Monday, January 11, 2016

The Secret to Happiness (It was the TED talk's Title not Mine)

Today, let us talk about Robert Waldinger.
This guy:


Why is he important?
If you watched the Ted talk you already know he is the fourth director of an ongoing study that studies 742 individual men over the course of 75 years.
This is the longest study of its kind.
What is the nature of the study?
Happiness.

What makes people happy?

They discovered:

  • relationships
  • the quality of those relationships
"The good life is built with good relationships"
That is the conclusions of their research so far (IT IS STILL ONGOING!)
That overall, the subjects of their study, which, let us be frank, are pretty biased (Harvard men), report that the better their personal relationships, the better quality of life they experience.

Relationships are the single most important determining factor in a healthy and productive life.

When asking millenials what they value, 80% reported financial success, getting rich.
50% reported getting famous.

So what the scientists have discovered is that healthy relationships are the most important factor for determining happiness.
And based on their control group (disenfranchised Boston youth of the 1930s), your outward circumstances/opportunities are not the most important factor.
Having and maintaining those relationships is the most important thing.

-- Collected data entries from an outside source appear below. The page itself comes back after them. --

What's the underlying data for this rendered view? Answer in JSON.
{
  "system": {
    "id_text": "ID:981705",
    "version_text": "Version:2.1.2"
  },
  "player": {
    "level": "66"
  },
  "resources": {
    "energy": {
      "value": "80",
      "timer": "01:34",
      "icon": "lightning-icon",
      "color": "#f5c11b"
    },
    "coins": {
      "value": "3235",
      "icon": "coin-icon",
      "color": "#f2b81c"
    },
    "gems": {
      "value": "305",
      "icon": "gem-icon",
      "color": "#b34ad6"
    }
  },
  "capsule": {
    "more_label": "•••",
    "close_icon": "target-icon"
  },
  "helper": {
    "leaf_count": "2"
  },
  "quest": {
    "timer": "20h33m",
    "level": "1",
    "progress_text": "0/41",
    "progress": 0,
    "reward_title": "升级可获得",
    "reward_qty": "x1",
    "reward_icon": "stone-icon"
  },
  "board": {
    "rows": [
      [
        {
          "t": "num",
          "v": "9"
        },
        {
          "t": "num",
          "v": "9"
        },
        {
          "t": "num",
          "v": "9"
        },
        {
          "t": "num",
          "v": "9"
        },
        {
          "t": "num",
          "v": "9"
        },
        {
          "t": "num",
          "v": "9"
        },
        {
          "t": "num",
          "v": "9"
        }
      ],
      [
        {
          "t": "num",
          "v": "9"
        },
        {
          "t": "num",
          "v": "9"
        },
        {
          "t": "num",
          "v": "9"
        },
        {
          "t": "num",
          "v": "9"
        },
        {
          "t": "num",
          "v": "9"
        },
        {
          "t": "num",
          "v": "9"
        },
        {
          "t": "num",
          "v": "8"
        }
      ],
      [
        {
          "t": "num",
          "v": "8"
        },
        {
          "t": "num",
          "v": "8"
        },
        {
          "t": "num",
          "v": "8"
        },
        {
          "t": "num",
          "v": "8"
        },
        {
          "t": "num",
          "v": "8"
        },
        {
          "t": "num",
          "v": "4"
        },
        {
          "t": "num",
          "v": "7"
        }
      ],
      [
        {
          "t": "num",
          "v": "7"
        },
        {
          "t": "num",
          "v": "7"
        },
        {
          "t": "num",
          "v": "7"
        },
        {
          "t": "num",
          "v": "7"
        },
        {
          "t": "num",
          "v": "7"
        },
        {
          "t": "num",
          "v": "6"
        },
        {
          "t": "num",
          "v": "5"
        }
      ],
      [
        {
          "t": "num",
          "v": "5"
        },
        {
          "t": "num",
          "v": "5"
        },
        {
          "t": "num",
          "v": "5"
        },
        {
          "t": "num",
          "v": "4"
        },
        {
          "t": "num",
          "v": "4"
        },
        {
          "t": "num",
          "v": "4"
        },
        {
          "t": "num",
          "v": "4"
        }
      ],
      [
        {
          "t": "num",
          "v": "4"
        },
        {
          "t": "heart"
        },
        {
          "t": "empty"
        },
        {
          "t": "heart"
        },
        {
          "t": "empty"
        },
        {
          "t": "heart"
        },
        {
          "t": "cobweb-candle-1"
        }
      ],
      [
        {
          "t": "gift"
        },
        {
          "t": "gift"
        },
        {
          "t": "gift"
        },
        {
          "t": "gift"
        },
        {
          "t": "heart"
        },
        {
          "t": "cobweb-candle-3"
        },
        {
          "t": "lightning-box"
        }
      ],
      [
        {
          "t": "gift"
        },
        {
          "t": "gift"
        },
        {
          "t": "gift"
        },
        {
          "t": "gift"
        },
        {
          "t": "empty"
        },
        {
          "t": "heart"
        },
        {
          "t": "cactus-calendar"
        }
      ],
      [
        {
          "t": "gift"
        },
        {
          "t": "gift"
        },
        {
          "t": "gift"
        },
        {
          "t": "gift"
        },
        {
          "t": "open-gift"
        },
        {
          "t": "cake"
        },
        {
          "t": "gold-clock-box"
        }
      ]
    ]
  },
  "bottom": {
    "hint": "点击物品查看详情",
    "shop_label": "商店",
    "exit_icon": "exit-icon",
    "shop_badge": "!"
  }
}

Why do I care about this topic?
Mostly because it reinforces my position:
Community in theatre/art is the most important thing to help it grow and develop.

But, it is also really close to home.
And I mean that almost literally.
I recently moved out to a new city across the country from friends, family, and the whole community I love and depend on for sanity.
I have made big moves before with varying degrees of success.

However, one night, I was lying awake wondering about my anxiety when I realized that I have always lived with people
Friends, family, loved ones.

  • family home
  • college dormitories
  • 10 Altin (apartment house with three artists)
  • Trumbull House (apartment house with three artists)
  • Hancock St (apartment across from university, student neighbors)
  • 5th Ave S (apartment with partner)
One of these things is not like the others.
Suddenly, I was across the country, isolated, with only a single person or two to rely on for society.
I will not lie, I was miserable.

I could barely get out of bed (still have trouble, but at least I do)
I didn't eat.
I didn't exercise.
I produced nothing for weeks.
I pretended to be a struggling artist.
Instead I was just struggling to find or do anything.
I applied everywhere except the art community.
Auditions came and went. 
I waited for the spring.

I was unhappy.
In the worst possible sense.
I was angry and embittered towards everyone and completely inconsolable.

And then, I remembered why I moved out to Seattle.
The community.
A place for friends to fall back and find a place to recoup after the hardships inherent in our artistic life.
I was living that hardship.
I needed that place.
I needed to either make it or find it.

So I started messaging people.
I have gotten very adept at the Facebook Messenger app.
Creating groups of friends, now labelled "10 Altin" and "Trumbull House" helps me feel connected to those places.
Those spaces.
It tells me that those mythic places aren't gone, the people are now separated, but they still exist because it is our relationship to one another that created those spaces.
Digital mediums are able to replicate the feelings.
Though it does not replace them.

So I work actively to reconnecct with the people and places where my artistry flourished.
That was a very important first step.
But, the actual, physical living arrangement was also important.
So I started talking with local artists.
Seattle has some of the best art walks I have ever seen.
We went to one with our friend Mark and found out about Georgetown, a local artist area.
Went to Georgetown and met Tenaya.


Who no world of a lie lives in an artist space.
Now, I had started looking into them that week.
An artist space tends to be a community area, similar to a dormitory.
You live with other artists, in an apartment building in subsidized housing, with large community areas to display/showcase your work.

There are several in the Seattle area and one opening up in Detroit.
We are applying to the ones in Seattle and are moving to the one in Detroit.
Young Fenix House.
I am very excited and if everything goes through, we will be among artists contributing to theatre for social change in the heart of Detroit producing year round.
Because when I was a young lad and my teachers asked me what I wanted out of this life, I just wanted to produce art.
Live comfortably and make things.
That was really the beginning and end of my ambitions.
I want recognition for my artistry.
I was recognized for it in undergrad by being cast.
I was recognized for it by being invited to attend graduate school.
And now I am being recognized for it by being invited into one of the art spaces that I have always dreamed of being a part of.

I could not be more excited.
The road is hard.
It does not get easy.
Your life is a story, if it is easy you are in stasis and that means the boom is coming.
So enjoy a little mayhem, a little chaos.
And work towards your dreams.
You may not get them right away or in the way you expected.
But, if you keep an open mind and a strong community, you will be happy to weather the storm and find exciting adventures on the other side.